III. İLK DERECE MAHKEMESİ KARARI

İlk Derece Mahkemesinin yukarıda tarih ve sayısı belirtilen kararıyla

; somut olayda çekişme konusu taşınmazın 146/10052 payının muris tarafından davalı adına satın aldığı iddiası karşısında uygulamada muris muvazaası olarak anılan ve ilkeleri 01.04.1974 tarih 1/2 sayılı Yargıtay İçtihadı Birleştirme Kararında ortaya konan hukuksal nedene dayanılamayacağından bu pay yönünden açılan davanın reddi gerektiği, dava konusu 539 parseldeki 340/10052 payın muris tarafından satın alınıp daha sonra bu payın davalıya devredildiği iddiasına gelince; ispat yükümlülüğü kendilerinde olan davacıların iddialarını yapılan yargılama, toplanan deliller ve tüm dosya kapsamına göre ispat edemedikleri, murisin davalı dışındaki diğer mirasçı evlatlarından muvazaa yoluyla mal kaçırmayı haklı kılacak bir sebep ve gerekçe ortaya koyamadıkları, murisin davacı evlatları ile olan ilişkilerinde mal kaçırmayı gerektirecek bir olumsuzluk halinin ispatlanamadığı, davalının yurt dışında çalışan ve gelire sahip bir kimse olup taşınmazın tam olarak karşılığı olmasa da murise zaman zaman para gönderdiğinin dosya kapsamı ile sabit olduğu, dava dilekçesinin içeriği ve iddiaların ileri sürülüş biçiminden bir an için inançlı işlem olduğu kabul edilse bile inançlı işleme dayalı olup dinlenilirliği kabul edilen iddiaların ispatının şekle bağlı olmayan yazılı delil olduğu, inanç sözleşmesinin sözleşmeye taraf olanların imzasını içermesi gerektiği, muris tarafından tek taraflı tutulduğu ileri sürülen günlüğün inançlı işlemin ispatı için yeterli bir yazılı belge olmadığı gerekçesiyle davanın reddine karar verilmiştir.

IV. İSTİNAF

İlk Derece Mahkemesinin yukarıda belirtilen kararına karşı süresi içinde davacılar vekili tarafından istinaf başvurusunda bulunulması üzerine Bölge Adliye Mahkemesinin yukarıda tarih ve sayısı belirtilen kararıyla; dosya içeriğine, toplanan delillere, hükmün dayandığı yasal ve hukuksal gerekçeye, davalı tanığı olan ...'nın beyanlarına ve özellikle delillerin takdirinde bir isabetsizlik bulunmamasına göre; İlk Derece Mahkemesince verilen karar hukuka uygun olduğundan davacılar vekilinin istinaf başvurusunun esastan reddine karar verilmiştir.

V. TEMYİZ

A. Temyiz Sebepleri

Davacılar ..., ..., ..., ... vekilleri temyiz dilekçesi ile; dava dilekçesinde ve aşamalarda ileri sürdüğü iddialarını yineleyerek gerek Yerel Mahkemece gerekse Bölge Adliye Mahkemesince davalı yanın delillerinin dikkate alındığını, taraflarınca ileri sürülen deliller ve somut durumların ise dikkate alınmadığını, delillerinin irdelenmediğini, adil yargılanma hakkının ihlal edildiğini, muris muvazaasına ilişkin unsurların yeterince incelenmediğini, murisin tuttuğu ve Mahkemeden incelenmesini talep ettikleri günlüğe ilişkin inceleme taleplerinin Mahkemece reddedildiğini, salt davalının beyanları esas alınarak hüküm kurulduğunu belirterek kararın bozulmasını talep etmiştir.
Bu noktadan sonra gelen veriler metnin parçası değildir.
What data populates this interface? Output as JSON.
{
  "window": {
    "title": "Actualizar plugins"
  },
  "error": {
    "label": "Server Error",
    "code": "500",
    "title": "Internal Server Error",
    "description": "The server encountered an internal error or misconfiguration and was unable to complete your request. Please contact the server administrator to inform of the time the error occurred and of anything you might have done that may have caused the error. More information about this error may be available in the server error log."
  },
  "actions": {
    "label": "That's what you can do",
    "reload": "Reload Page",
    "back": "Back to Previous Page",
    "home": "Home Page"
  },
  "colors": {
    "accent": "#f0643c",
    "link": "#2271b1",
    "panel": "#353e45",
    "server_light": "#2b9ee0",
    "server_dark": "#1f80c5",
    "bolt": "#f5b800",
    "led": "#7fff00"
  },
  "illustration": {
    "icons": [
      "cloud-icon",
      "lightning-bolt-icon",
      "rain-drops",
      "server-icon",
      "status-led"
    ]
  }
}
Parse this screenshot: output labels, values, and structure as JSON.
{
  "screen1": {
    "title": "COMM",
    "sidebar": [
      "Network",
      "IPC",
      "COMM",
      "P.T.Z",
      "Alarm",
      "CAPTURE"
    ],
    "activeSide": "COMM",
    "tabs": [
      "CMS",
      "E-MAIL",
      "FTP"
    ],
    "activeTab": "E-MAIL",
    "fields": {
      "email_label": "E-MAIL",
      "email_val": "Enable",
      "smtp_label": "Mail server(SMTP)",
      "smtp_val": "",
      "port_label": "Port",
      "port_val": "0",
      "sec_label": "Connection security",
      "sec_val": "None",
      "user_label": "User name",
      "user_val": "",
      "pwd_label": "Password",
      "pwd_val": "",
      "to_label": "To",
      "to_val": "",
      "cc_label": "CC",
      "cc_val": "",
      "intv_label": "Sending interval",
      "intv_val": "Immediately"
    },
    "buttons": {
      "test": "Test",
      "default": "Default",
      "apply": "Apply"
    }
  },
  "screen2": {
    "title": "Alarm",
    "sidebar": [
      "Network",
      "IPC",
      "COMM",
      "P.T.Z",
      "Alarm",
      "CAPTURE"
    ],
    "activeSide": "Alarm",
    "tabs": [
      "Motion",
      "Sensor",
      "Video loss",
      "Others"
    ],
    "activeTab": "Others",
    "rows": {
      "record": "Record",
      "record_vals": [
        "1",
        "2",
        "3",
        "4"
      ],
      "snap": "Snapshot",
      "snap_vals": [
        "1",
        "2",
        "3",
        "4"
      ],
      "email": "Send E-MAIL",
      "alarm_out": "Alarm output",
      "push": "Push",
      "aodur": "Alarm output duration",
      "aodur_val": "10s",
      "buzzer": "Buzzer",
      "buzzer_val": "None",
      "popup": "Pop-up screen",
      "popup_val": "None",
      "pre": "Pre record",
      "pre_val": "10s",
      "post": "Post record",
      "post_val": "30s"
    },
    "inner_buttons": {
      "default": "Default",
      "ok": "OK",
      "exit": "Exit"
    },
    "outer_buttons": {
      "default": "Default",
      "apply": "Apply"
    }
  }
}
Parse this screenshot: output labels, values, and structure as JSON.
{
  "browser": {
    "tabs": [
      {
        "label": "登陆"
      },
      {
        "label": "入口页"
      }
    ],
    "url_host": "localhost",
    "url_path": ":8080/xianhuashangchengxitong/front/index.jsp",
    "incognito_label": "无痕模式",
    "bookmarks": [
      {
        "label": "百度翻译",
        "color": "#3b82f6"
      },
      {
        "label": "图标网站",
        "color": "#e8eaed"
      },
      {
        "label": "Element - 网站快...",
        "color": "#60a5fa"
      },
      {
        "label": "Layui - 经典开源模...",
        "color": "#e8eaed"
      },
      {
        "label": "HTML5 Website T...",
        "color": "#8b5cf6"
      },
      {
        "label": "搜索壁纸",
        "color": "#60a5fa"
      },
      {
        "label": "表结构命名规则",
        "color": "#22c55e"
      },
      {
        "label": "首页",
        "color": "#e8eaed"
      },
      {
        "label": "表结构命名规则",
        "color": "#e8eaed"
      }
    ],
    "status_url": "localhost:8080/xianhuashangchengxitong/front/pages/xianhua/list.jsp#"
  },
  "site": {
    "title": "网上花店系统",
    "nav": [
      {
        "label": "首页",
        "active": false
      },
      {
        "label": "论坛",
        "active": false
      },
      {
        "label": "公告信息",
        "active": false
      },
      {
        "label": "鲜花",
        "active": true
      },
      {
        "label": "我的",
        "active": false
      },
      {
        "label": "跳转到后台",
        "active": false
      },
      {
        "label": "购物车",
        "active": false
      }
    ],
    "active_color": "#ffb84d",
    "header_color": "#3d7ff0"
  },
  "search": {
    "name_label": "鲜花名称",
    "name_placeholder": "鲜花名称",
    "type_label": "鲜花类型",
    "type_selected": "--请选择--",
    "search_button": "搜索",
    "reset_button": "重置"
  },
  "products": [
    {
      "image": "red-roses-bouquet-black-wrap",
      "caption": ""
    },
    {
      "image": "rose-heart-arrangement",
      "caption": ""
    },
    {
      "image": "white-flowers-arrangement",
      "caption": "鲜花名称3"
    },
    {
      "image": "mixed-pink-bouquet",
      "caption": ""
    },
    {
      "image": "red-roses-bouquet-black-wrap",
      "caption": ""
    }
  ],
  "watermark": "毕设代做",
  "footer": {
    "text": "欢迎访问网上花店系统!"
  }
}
B. Değerlendirme ve Gerekçe

Dava, muris muvazaası hukuki nedenine dayalı tapu iptali ve tescil istemine ilişkindir.

Dosya içeriğinden ve toplanan delillerden; 1934 doğumlu mirasbırakan ...'nın 01.07.2016 tarihinde öldüğü, geriye mirasçı olarak davacı eşi ..., davacı çocukları ...,...,..., ve ... ile davalı oğlu ....'un kaldıkları, 539 parsel sayılı, 10.055 metrekare miktarlı, içinde dam ve kuyusu bulunan sebze bahçesi niteliğindeki taşınmazın 2005/10052 payı dava dışı şahıs adına kayıtlı iken 14.08.1985 tarihli satış işlemi ile 146/10052 payın davalı ...'a satıldığı, söz konusu satış işleminde davalıya vekaleten muris ....'un hareket ettiği, yine aynı taşınmazın 340/10052 payı muris adına kayıtlı iken 12.07.1985 tarihinde satış yolu ile davalı oğluna devredildiği, söz konusu taşınmazın imar işlemlerine tabi tutularak 32380 ada 87 ve 88 parsellere gittiği, daha sonra bu taşınmazların tevhit edilerek 92 parselin oluştuğu, bu parsel üzerinde 13.04.2006 tarihinde kat mülkiyetine geçildiği ve 4, 5, 6, 11, 15 ve 18 nolu bağımsız bölümlerin davalı adına tescil edildiği anlaşılmaktadır.

Bölge adliye mahkemelerinin nihai kararlarının bozulması 6100 sayılı Hukuk Muhakemeleri Kanunu'nun (HMK) 371. maddesinde yer alan sebeplerden birinin varlığı hâlinde mümkündür.

Temyizen incelenen karar, tarafların karşılıklı iddia ve savunmalarına, dayandıkları belgelere, uyuşmazlığa uygulanması gereken hukuk kuralları ile hukuki ilişkinin nitelendirilmesine, dava şartlarına, yargılama ve ispat kuralları ile kararda belirtilen gerekçelere göre usul ve kanuna uygun olup davacılar vekili tarafından temyiz dilekçesinde ileri sürülen nedenler kararın bozulmasını gerektirecek nitelikte görülmemiştir.

VI. KARAR

Açıklanan sebeplerle;

Davacılar vekilinin temyiz itirazlarının reddi ile temyiz olunan Bölge Adliye Mahkemesi kararının HMK'nın 370/1 hükmü uyarınca ONANMASINA,

Aşağıda yazılı 435,50 TL bakiye onama harcının temyiz eden davacılardan alınmasına,

Davalı vekili duruşmaya katılmadığından lehine duruşma vekalet ücreti takdirine yer olmadığına,

Dosyanın İlk Derece Mahkemesine, kararın bir örneğinin Bölge Adliye Mahkemesine gönderilmesine,

06.05.2025 tarihinde kesin olmak üzere oy birliğiyle karar verildi.